In software, you're expressing behavior using functions, and you're faced with similar choices, creating conceptual levels of abstraction. This is in part for the benefit of the readers of your code (other programmers, or future you), and in part for organization and maintainability. So, the exact natures of "level of abstraction", and "one thing", or "single responsibility" are necessarily somewhat up to you and depend on the particular problem you're trying to solve with your program. You try to identify different axes of change and divide responsibilities according to that, on a multiple hierarchical levels of abstraction (you may need to continue to refactor towards this as you work on the project - this is not something you're going to get completely right from the very start).

Now to the core of your question:

In this function I can see, it doing three different things:

  • Determining whether the page is a test page.
  • If so, including setups and teardowns.
  • Rendering the page in HTML.

What this function is doing is orchestrating those other functions which are one level of abstraction below. Its job is to put them together and decide what gets called when. Those other functions are doing the actual, individual things.
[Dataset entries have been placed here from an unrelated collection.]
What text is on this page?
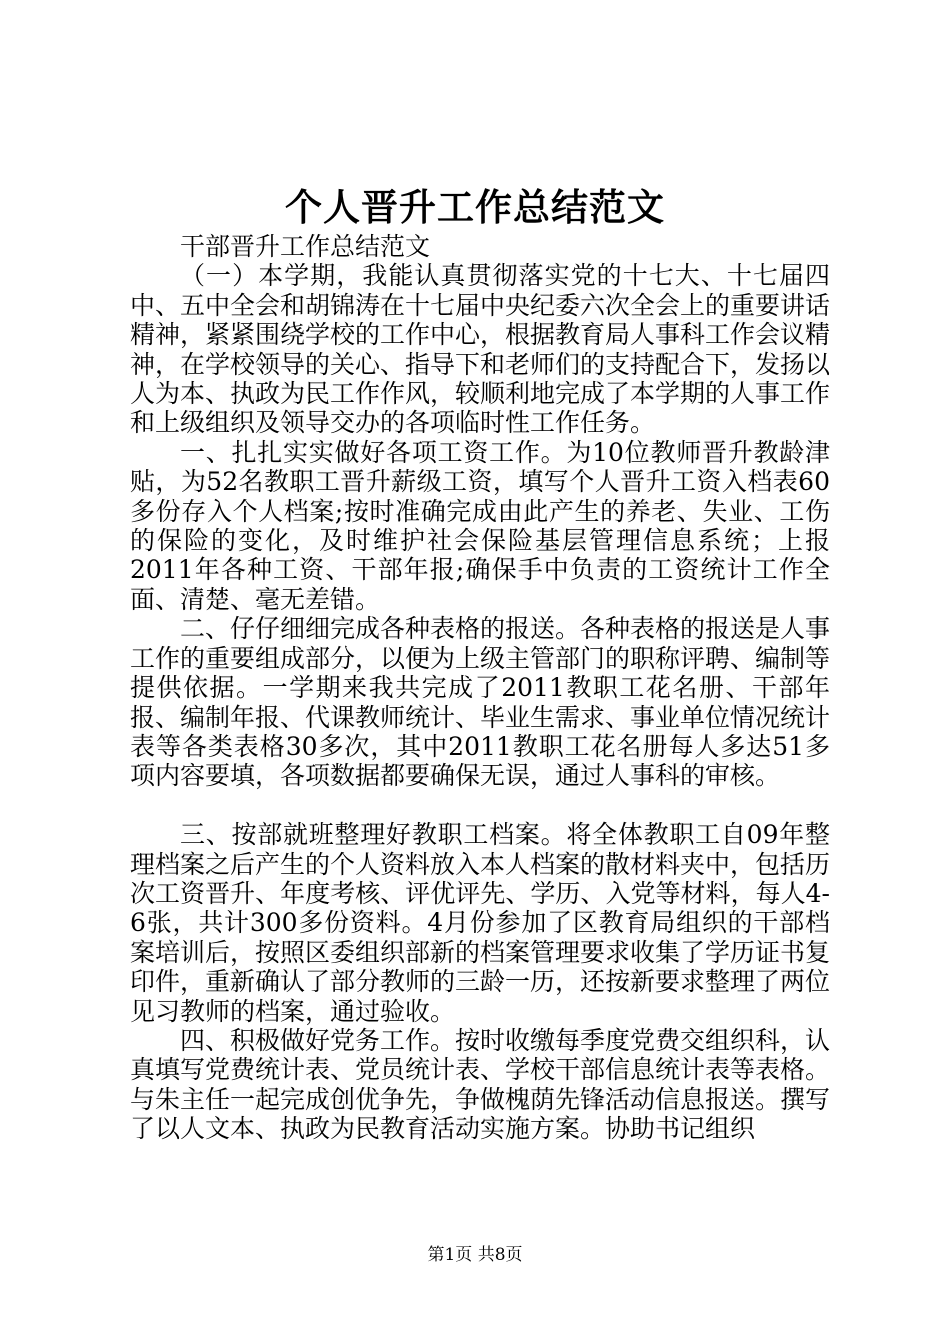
个人晋升工作总结范文

干部晋升工作总结范文

（一）本学期，我能认真贯彻落实党的十七大、十七届四中、五中全会和胡锦涛在十七届中央纪委六次全会上的重要讲话精神，紧紧围绕学校的工作中心，根据教育局人事科工作会议精神，在学校领导的关心、指导下和老师们的支持配合下，发扬以人为本、执政为民工作作风，较顺利地完成了本学期的人事工作和上级组织及领导交办的各项临时性工作任务。

一、扎扎实实做好各项工资工作。为10位教师晋升教龄津贴，为52名教职工晋升薪级工资，填写个人晋升工资入档表60多份存入个人档案;按时准确完成由此产生的养老、失业、工伤的保险的变化，及时维护社会保险基层管理信息系统；上报2011年各种工资、干部年报;确保手中负责的工资统计工作全面、清楚、毫无差错。

二、仔仔细细完成各种表格的报送。各种表格的报送是人事工作的重要组成部分，以便为上级主管部门的职称评聘、编制等提供依据。一学期来我共完成了2011教职工花名册、干部年报、编制年报、代课教师统计、毕业生需求、事业单位情况统计表等各类表格30多次，其中2011教职工花名册每人多达51多项内容要填，各项数据都要确保无误，通过人事科的审核。

三、按部就班整理好教职工档案。将全体教职工自09年整理档案之后产生的个人资料放入本人档案的散材料夹中，包括历次工资晋升、年度考核、评优评先、学历、入党等材料，每人4-6张，共计300多份资料。4月份参加了区教育局组织的干部档案培训后，按照区委组织部新的档案管理要求收集了学历证书复印件，重新确认了部分教师的三龄一历，还按新要求整理了两位见习教师的档案，通过验收。

四、积极做好党务工作。按时收缴每季度党费交组织科，认真填写党费统计表、党员统计表、学校干部信息统计表等表格。与朱主任一起完成创优争先，争做槐荫先锋活动信息报送。撰写了以人文本、执政为民教育活动实施方案。协助书记组织

第1页 共8页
The same idea applies recursively, within those lower-level functions as well.

But Uncle Bob says:
"If a function does only those steps that are one level below the stated name of function, then the function is doing one thing."

I'm pretty sure that's what he means here. As a rule of thumb, if a function is only orchestrating functions that are one abstraction level below it, then there's a good chance it's doing a single thing in this sense. Also, the code is more declarative - you can almost read it as a sentence, as you've demonstrated by creating your list of bullet points to which it maps almost 1-to-1. And it doesn't dig down into the lower level concerns that are not its business. Otherwise you'd have to mentally parse a bunch of if-s or loops and strangely named variables to even figure out what is the high-level thing the function is trying to do - this scenario corresponds to the situation described at the start, where a blabbering answer is given to a higher-level question.

For the most part, when someone looks inside a function, they generally want to know what's it for, what its job. It's a high level question. Be deliberate about levels of abstraction and choose good names, and refactor to make sure that they can just read the answer off of your implementation. Don't settle for blabbering functions; your readers should be able to make a sensible bulleted list, just like you have done. If they need more detail, they can dig in, and if your names are good, they'll know there to look.